Menos de 25 pesos

Rubén A. Arribas
revistateina@yahoo.es

 

En la Argentina, la última novela de X cuesta por término medio 25 pesos. En tapa blanda, claro. Ir al cine el día del espectador: 5,50; si no: 9,00.
¿Una entrada para el teatro? Unos 12 pesos. El menú del día para ejecutivos: entre 10 y 12 (café y postre incluidos). Y una botella de vino excelente: 25. Después dicen que la gente no lee. O que sólo revuelve los saldos y los libros de segunda mano. O que bebe mucho... ¿Tan raro es?


Papá, Federico Jeanmaire
Editorial Sudamericana, Buenos Aires 2003
152 páginas, 5 pesos
Parque Rivadavia, Puesto 98 (dos para el cien)
elpuesto98@yahoo.com.ar

UN MUNDO SIN PAPÁ

El padre del narrador tiene cáncer de hígado. Está en el quirófano. El médico sale y le plantea una disyuntiva a la familia: si cortan la arteria sobre la que se apoya el cáncer, existe una probabilidad muy alta de que el paciente muera; si lo dejan tal como está, le queda quizá un año de vida. Por ahí comienza el libro, por el meollo que lo dispara y cataliza: la muerte más o menos inminente del padre del narrador, una defunción que merece ser velada con las únicas armas de que éste dispone para enfrentarse a semejante bestia: las de la escritura.

En los dos años que al final dura la agonía del padre, el narrador —escritor de profesión y de nombre desconocido— repasa la relación con su padre.

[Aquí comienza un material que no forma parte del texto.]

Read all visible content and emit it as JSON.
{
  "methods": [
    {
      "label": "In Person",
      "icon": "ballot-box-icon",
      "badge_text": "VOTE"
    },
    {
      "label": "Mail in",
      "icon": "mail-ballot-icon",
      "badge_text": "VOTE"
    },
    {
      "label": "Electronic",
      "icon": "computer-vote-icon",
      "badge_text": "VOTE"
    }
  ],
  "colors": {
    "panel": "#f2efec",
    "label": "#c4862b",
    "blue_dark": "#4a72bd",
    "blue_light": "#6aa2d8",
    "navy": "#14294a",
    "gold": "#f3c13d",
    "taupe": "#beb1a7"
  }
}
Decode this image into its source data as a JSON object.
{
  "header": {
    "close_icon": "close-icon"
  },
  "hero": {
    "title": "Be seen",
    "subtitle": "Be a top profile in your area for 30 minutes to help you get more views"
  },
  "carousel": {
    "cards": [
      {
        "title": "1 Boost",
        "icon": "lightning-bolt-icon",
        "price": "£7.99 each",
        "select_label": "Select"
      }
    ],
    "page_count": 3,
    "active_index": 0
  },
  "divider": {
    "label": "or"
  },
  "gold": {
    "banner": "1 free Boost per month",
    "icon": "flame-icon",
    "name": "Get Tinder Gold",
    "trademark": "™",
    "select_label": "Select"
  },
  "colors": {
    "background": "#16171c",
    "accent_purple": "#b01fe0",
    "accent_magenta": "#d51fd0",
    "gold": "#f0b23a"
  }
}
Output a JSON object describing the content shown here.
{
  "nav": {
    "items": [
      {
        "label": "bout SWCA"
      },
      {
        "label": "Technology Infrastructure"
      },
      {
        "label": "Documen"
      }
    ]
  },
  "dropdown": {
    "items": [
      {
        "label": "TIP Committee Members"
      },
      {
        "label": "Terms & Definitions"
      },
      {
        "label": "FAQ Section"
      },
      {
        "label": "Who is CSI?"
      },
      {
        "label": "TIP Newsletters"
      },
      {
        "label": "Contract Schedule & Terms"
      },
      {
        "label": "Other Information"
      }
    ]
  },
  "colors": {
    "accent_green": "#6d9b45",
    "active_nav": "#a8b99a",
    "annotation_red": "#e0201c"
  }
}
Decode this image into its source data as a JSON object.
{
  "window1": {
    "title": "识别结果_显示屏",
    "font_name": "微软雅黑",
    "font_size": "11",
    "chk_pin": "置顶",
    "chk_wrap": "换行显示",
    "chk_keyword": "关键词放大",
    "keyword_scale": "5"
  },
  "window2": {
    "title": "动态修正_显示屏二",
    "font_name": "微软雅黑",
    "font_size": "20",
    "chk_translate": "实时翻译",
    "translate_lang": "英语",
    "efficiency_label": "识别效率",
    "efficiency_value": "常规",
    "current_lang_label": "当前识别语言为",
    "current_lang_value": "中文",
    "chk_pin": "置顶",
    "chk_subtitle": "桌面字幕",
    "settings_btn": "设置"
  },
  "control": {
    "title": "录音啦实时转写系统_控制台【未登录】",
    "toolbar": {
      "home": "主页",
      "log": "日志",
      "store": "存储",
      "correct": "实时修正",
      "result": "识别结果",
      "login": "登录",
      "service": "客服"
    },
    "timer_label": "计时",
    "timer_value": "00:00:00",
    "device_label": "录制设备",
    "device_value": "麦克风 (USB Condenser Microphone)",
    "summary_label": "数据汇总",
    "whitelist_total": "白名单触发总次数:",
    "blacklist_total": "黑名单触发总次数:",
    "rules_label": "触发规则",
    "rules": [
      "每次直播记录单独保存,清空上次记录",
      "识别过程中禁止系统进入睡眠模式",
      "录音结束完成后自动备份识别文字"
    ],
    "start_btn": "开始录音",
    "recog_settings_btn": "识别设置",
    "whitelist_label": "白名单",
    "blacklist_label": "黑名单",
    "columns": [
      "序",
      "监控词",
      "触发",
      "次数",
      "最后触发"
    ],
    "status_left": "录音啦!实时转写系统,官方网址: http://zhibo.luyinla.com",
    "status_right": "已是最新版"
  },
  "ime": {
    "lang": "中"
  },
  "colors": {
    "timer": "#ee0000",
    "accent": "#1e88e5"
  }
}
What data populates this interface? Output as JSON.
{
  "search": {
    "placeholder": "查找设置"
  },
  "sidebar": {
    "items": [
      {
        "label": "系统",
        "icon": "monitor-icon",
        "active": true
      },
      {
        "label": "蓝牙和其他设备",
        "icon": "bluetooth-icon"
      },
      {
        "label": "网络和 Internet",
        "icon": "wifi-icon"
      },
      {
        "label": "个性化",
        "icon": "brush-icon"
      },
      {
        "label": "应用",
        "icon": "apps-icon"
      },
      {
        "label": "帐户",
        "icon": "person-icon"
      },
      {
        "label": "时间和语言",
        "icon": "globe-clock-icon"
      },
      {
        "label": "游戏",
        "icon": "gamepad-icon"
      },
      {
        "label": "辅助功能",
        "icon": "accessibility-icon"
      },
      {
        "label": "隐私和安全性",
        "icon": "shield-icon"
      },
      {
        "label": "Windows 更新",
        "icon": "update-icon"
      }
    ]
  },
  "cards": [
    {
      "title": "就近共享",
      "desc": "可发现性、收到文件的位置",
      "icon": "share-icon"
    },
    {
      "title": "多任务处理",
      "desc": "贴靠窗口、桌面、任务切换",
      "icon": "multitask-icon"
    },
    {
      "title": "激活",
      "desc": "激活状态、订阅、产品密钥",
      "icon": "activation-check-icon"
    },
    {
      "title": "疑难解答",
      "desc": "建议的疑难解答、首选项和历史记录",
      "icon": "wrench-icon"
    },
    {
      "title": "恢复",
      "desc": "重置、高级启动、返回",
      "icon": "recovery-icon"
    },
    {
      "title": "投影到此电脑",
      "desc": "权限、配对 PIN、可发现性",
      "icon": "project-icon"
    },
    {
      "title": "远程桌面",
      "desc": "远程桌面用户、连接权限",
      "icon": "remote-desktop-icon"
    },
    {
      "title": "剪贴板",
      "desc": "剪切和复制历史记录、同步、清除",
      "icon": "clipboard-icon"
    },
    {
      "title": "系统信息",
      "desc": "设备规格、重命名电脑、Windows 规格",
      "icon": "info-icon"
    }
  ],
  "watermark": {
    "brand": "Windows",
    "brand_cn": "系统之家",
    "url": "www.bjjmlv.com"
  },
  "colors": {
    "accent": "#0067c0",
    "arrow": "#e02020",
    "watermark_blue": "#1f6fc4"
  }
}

Esa reflexión sobre los vínculos afectivos —cómo se establecieron, por qué y qué consecuencias trajeron— le sirve para pensar sobre la patria, la escritura y la relación con su hijo. Como si fuera un ovillo con varias puntas, éstas se entrecruzan para mostrar el conflicto de esperanzas frustradas que se da en la vida del narrador.

Los puntos de partida son dos: el padre y la patria. Dos palabras muy cercanas entre sí, como explica él, porque son «ese montón de verdades desde donde comenzar a pisar el mundo; esa lengua a medio hacer, sin terminar». De un lado, la patria militarizada; del otro, un padre autoritario, católico, de viriles y rotundas certezas sobre la vida, amén de intendente del pueblo durante la dictadura de Onganía (1966-1969). Todo eso en mitad de la deshabitada y provinciana pampa. Una mezcla explosiva, vamos.

Con razón, el sólido y asfixiante mundo paterno colisiona con el del hijo, frágil y lleno de dudas. Y con razón también el caldo de cultivo resulta ideal para que la escritura aflore como un escudo protector, como una máquina imparable para reparar despierto los sueños rotos. Por supuesto, el padre en vez de conseguir un hijo a su imagen y semejanza logra uno que se marcha de casa en cuanto puede y la ley está de su parte. Es decir: a los 21

Al margen de la identificación que producen las diferencias entre padre e hijo, algo vuelve íntimo y conmovedor a este libro: la plasticidad con que se palpa la separación corporal que existe desde la infancia entre ambos. Hay una suerte de cámara lenta y minuciosa sobre detalles concretos, como la novedosa sensación que es para el adulto ver a su padre enfermo y desnudo o como sentir que apenas se lo abrazó en vida y que ésta se acaba. Son detalles de una cálida generosidad que pueden inquietar hasta el nervio más calmo. De hecho, a veces el lector casi preferiría toser, salir de la habitación y dejar al narrador a solas con su familia.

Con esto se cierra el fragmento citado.